The last three men to sit atop the Iron Throne have been poor examples of what kings should be.  This is part of the reason why there are so very many people claiming to be a “king” after the death of Robert Baratheon.  Each king (or queen) makes their claim supported by notably different reasons, birthright (Stannis, Daenerys, Joffrey), power (Balon, Joffrey), and vengeance (Balon, Stannis, Robb, Daenerys).  And then there’s Renly Baratheon.  

Renly could argue that his primary motivation for his kingship is revenge for the Lannisters orchestrating the death of his brother, who also has no legitimate heirs.  However, Renly could still exact revenge on the Lannisters by throwing his support to his elder brother, Stannis, and thus allow the true Baratheon house to take back the throne.  Stannis has the same announced goal as Renly, but he also carries a legitimate claim.  By every law in Westeros (which Renly should be very well aware of, having served on Robert’s small council as Master of Laws), the throne should go to his Stannis.  The concept of birthright is perhaps the most important ideology in Westeros.  For Renly to claim the throne for himself, he is casting aside the idea that holds their entire feudal system together.

Okay, fine.  Renly’s next argument could be that he has successfully rallied a number of Baratheon bannerman and cemented an ally in House Tyrell through his marriage with Margaery to create a very powerful southern army.  Power is how Robert won the throne to which he had no claim, and it is as good a reason as any, right?  While Renly may be the figurehead of a strong army backed by a slew of important resources, how much of this power is actually held by him?  

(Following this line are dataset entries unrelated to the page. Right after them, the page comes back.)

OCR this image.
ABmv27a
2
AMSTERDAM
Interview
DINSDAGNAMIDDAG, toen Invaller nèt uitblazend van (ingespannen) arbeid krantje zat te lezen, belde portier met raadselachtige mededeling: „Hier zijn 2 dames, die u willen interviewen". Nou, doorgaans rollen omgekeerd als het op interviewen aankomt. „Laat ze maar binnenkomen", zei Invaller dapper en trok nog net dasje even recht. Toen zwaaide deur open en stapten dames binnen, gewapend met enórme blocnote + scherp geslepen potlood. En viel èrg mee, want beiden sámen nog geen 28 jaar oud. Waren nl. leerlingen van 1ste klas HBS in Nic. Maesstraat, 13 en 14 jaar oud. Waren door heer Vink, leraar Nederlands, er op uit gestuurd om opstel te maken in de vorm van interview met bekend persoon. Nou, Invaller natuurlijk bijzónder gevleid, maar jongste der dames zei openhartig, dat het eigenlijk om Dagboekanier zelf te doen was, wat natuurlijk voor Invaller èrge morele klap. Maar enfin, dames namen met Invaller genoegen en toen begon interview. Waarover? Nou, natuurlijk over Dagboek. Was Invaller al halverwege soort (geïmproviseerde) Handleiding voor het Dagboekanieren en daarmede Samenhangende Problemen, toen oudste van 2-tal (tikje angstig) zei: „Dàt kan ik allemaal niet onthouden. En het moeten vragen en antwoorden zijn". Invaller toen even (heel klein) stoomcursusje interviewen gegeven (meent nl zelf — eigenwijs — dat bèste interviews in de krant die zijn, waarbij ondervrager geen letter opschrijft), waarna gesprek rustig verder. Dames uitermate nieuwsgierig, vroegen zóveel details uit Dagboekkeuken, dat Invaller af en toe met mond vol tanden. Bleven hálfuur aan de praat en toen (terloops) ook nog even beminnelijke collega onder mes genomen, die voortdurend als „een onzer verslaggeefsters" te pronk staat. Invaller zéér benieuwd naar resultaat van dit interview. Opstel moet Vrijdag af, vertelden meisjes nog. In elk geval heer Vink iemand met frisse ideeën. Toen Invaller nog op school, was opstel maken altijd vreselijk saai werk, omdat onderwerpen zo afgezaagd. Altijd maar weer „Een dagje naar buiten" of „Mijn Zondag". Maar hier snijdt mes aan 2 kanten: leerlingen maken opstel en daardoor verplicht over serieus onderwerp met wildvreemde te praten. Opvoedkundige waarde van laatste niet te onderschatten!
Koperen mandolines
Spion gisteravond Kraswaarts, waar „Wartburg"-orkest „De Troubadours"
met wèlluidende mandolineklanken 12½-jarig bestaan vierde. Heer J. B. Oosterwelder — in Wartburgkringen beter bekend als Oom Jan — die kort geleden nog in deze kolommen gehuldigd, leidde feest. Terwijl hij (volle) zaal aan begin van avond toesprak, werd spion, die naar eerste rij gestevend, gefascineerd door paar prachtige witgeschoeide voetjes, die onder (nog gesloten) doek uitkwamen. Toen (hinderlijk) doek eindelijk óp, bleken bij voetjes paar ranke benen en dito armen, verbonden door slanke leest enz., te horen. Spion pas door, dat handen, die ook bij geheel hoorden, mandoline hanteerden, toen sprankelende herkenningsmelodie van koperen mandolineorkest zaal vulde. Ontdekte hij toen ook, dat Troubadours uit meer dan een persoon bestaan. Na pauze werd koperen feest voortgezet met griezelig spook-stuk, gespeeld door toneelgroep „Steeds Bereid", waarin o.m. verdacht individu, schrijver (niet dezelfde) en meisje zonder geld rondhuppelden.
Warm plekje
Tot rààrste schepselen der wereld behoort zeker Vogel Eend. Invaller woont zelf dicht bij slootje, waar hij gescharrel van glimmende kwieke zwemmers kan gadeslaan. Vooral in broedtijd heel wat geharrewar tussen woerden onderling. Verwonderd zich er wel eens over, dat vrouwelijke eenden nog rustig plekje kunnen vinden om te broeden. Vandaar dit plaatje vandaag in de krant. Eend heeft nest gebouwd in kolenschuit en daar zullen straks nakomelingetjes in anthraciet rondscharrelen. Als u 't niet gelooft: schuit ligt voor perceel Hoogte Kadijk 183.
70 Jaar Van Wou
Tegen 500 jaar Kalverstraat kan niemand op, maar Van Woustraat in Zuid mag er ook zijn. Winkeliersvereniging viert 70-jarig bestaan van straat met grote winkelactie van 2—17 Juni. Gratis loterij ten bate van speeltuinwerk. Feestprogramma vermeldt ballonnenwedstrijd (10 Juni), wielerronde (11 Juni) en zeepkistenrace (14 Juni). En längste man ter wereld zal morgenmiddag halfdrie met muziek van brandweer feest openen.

While it appears that the feelings Loras had for Renly were genuine (from his eternally angst-ridden lines throughout the book series), the Tyrell family clearly took advantage of Loras and Renly’s relationship to further the power of their own house.  First, Renly was used to try to replace Cersei with Margaery (with Renly likening her looks to Lyanna Stark), who would then be Robert’s queen and place Tyrell heirs in the line of succession.  Upon Robert’s death, the Tyrells “made” Renly a king by marrying Margaery to him and giving him the strength of Highgarden.  Renly would never be able to make a claim to the throne without their support.  Because the viewers and readers do not get a look into how this is done, we can never know exactly how much agency Renly had in the brief campaign for him to be king.  Based on the Tyrells’ actions following his death, all signs point to Renly acting as a pawn for the Tyrells’ desire to finally have a member of their house on the throne.

Renly is a good choice for the Tyrells because he’s such a likeable man.  His likeability is what allows him to convince bannerman who should support his brother (including the Florents, who are tied to Stannis by his marriage to Selyse).  He’s young, attractive, relatively intelligent, and is at least a passable knight.  This does not mean that he should be or would even make a good king.  He has never fought in a war before and does not share the same lust for battle that served Robert so well.  Being the youngest Baratheon brother, he is relatively unimportant (part of the reason why nobody was really concerned about his “secret” relationship with Loras) and he would never have received any training to prepare him to win wars and then hold the throne and repair the broken realm.  

During Catelyn Stark’s visit to secure a potential alliance with Renly for Robb, she is extremely concerned about their chances of success, musing, “for they are the knights of summer, and winter is coming.”  They are all glory and honor and games.  If we are to trust Catelyn’s impression, which is echoed by other characters (sans Loras) throughout the series, Renly was a pretty and popular man, but he lacked the makings of a true king.